Still, email lists are still one of the best sales and marketing tools if used properly. Use your blog to gather this data and build your list of leads and customer data.
Social Media Logins
One of the most prolific and valuable sources of information is a person’s social media profile. Twitter, Facebook, and other networks gather a great deal of information about their users for the purpose of selling to them. When they log in to your site using their social media profile, you get a lot of this information including age, sex, and even location and what kind of technology they use.
This combined with the social listening you are already doing to analyze your followers on various sites will tell you if your social media message is working or not by the demographic information you acquire. This is invaluable, and having this type of log in as a part of your blog subscription process along with other parts of your site is the best policy.
The same can be said for the comments section of your site. Not only can this provide feedback from what users do and don’t like about your blog, but it provides big data about who they are. The reason? You should require those who leave comments to log in or create an account. This cuts down on spam as an added advantage.
There are several ways besides social media that people can sign up and log into your website, but any one of them will at least give you some information about the user. This way you can also track user behavior on your site, especially if they stay logged in. All these things let you know how you are doing with marketing and ROI, but also provide more data about your customer base.
Forms and Surveys
Want to get even more specific? Set up forms and surveys on your site. Just make sure they are voluntary, but with the right call to action, you can get a lot of responses and a great deal of insight into your customers with a simple survey. Here are some keys:
- Keep it short.
- Keep the survey anonymous.
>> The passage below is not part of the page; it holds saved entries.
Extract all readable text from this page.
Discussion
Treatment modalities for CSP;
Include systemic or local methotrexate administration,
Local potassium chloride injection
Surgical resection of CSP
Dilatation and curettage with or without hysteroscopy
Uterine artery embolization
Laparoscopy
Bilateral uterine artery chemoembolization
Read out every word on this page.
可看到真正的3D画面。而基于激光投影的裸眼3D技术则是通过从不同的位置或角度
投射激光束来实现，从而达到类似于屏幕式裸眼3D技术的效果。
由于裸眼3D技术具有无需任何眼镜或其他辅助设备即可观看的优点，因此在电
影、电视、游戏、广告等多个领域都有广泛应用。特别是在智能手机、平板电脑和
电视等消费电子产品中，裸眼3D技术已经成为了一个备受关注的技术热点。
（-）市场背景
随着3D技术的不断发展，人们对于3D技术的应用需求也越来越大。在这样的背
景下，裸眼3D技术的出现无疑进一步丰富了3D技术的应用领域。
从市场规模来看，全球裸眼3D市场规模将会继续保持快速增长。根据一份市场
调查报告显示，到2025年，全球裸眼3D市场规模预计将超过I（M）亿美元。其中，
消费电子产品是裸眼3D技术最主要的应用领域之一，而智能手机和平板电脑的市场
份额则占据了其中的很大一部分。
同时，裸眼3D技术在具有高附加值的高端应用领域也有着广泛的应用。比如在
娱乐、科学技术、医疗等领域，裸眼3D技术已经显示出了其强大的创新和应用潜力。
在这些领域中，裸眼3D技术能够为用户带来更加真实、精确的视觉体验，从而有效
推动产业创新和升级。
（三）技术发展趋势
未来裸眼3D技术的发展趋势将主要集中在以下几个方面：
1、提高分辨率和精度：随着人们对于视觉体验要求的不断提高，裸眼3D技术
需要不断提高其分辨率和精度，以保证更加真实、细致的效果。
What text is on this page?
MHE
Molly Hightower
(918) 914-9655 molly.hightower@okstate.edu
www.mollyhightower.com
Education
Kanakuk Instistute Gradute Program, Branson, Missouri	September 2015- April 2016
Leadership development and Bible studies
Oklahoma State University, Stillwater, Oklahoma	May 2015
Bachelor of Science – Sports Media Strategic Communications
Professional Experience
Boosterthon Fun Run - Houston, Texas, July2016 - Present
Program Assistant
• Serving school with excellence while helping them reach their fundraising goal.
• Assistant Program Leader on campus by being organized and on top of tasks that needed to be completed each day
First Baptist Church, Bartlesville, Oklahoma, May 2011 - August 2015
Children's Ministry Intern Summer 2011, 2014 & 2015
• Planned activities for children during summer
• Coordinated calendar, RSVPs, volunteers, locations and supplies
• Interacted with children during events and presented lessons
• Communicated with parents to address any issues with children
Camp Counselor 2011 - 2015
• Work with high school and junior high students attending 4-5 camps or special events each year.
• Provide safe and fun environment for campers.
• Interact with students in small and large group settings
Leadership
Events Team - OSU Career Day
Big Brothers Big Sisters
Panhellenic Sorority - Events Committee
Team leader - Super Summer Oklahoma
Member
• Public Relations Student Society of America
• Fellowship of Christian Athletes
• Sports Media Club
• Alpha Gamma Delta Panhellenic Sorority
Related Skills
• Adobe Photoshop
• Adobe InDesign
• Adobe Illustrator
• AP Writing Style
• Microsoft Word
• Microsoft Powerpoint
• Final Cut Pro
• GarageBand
You just want general information.
- Make it easy to take.
- Allow users to opt out or not take the survey.
- Surround your survey with good content.
- Follow through and share results with users.
A survey that will add data to your database needs to be both creative and practical. You want users to want to see the results and be on the lookout for them. Avoid dull and commonplace questions, and ask something new and exciting.
This sounds simple, but the more visitors you have the more Google analytics has to work with to describe user behavior and add other data about the visitors to your site. The more traffic your blog draws, the more detailed and accurate this information will be.
This means that you must study your analytics. You can’t just install the code and ignore your dashboard. Analytics enables you to know more about your customer, but not only that. You can see what posts on your blog are the most popular and the ones people seem to care less about.
It’s basic, but analytics is key to gathering big data for your startup.
There are a number of ways you can generate and gather big data. But you can do so using a tool you are going to create anyway, your blog, to do so.